Patnaik S K, Zhang A, Shi S, Stanley P
Department of Cell Biology, Albert Einstein College of Medicine, New York, New York, 10461, USA.
Arch Biochem Biophys. 2000 Mar 15;375(2):322-32. doi: 10.1006/abbi.1999.1693.

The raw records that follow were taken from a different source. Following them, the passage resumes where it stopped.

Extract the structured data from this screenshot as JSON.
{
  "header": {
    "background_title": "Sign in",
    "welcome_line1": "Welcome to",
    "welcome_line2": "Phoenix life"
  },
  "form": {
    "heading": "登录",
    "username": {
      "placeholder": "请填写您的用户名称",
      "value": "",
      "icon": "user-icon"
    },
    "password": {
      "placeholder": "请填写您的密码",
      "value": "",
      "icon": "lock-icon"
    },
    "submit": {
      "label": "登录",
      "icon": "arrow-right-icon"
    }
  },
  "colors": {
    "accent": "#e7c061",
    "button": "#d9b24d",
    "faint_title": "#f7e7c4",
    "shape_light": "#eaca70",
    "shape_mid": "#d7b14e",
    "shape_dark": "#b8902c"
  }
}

Gain-of-function glycosylation mutants provide access to glycosylation pathways, glycosylation genes, and mechanisms that regulate expression of a glycotype. Previous studies have shown that the gain-of-function Chinese hamster ovary (CHO) mutants LEC12, LEC29, and LEC30 express an N-ethylmaleimide-resistant alpha(1, 3)fucosyltransferase (alpha(1,3)Fuc-T) activity that is not detected in CHO cells and that generates the Lewis(X) but not the sialyl-Lewis(X) determinant. The three mutants differ, however, in lectin resistance properties, expression of fucosylated antigens, and in vitro alpha(1,3)Fuc-T activities. In this paper we show that each mutant expresses Fuc-TIX, but only LEC30 cells express Fuc-TIV. Using genomic PCR and reverse-transcriptase (RT)-PCR strategies, we isolated coding portions of the CHO Fut4 and Fut9 genes. Each gene is present in a single copy in the CHO and mutant genomes. The Fut4 gene is expressed only in LEC30 cells, while all three mutants express the Fut9 gene. Interestingly, the fucosylation phenotypes of LEC12 and LEC29 cells do not correlate with the relative abundance of their Fut9 gene transcripts (LEC29 >> LEC12). Compared to LEC29 cells, LEC12 cells have an approximately 40-fold higher in vitro alpha(1,3)Fuc-T activity and bind the VIM-2 monoclonal antibody, whereas LEC29 cells do not bind VIM-2. Mixing experiments did not detect Fuc-TIX inhibitory activity in LEC29 cell extracts, and CHO cells expressing a transfected Fut9 gene behaved like LEC12 cells. Therefore, it seems that LEC29 cells may not translate their more abundant Fut9 gene transcripts efficiently or may not synthesize appropriate acceptors for internal alpha(1,3)fucosylation. Alternatively, LEC12 cells may possess, in addition to Fuc-TIX, a novel alpha(1,3)Fuc-T activity.
功能获得性糖基化突变体为研究糖基化途径、糖基化基因以及调控糖型表达的机制提供了途径。先前的研究表明,功能获得性中国仓鼠卵巢(CHO)突变体LEC12、LEC29和LEC30表达一种对N - 乙基马来酰亚胺有抗性的α(1, 3)岩藻糖基转移酶(α(1,3)Fuc - T)活性,这种活性在CHO细胞中未被检测到,并且能产生Lewis(X)决定簇而非唾液酸化Lewis(X)决定簇。然而,这三个突变体在凝集素抗性特性、岩藻糖基化抗原的表达以及体外α(1,3)Fuc - T活性方面存在差异。在本文中,我们表明每个突变体都表达Fuc - TIX,但只有LEC30细胞表达Fuc - TIV。使用基因组PCR和逆转录酶(RT)-PCR策略,我们分离出了CHO Fut4和Fut9基因的编码部分。每个基因在CHO和突变体基因组中均以单拷贝形式存在。Fut4基因仅在LEC30细胞中表达,而所有三个突变体都表达Fut9基因。有趣的是,LEC12和LEC29细胞的岩藻糖基化表型与其Fut9基因转录本的相对丰度不相关(LEC29 >> LEC12)。与LEC29细胞相比,LEC12细胞具有大约高40倍的体外α(1,3)Fuc - T活性,并能结合VIM - 2单克隆抗体,而LEC29细胞不结合VIM - 2。混合实验未在LEC29细胞提取物中检测到Fuc - TIX抑制活性,并且表达转染Fut9基因的CHO细胞表现得与LEC12细胞相似。因此,似乎LEC29细胞可能无法有效地翻译其更丰富的Fut9基因转录本,或者可能无法合成用于内部α(1,3)岩藻糖基化的合适受体。或者,LEC12细胞除了Fuc - TIX之外,可能还具有一种新的α(1,3)Fuc - T活性。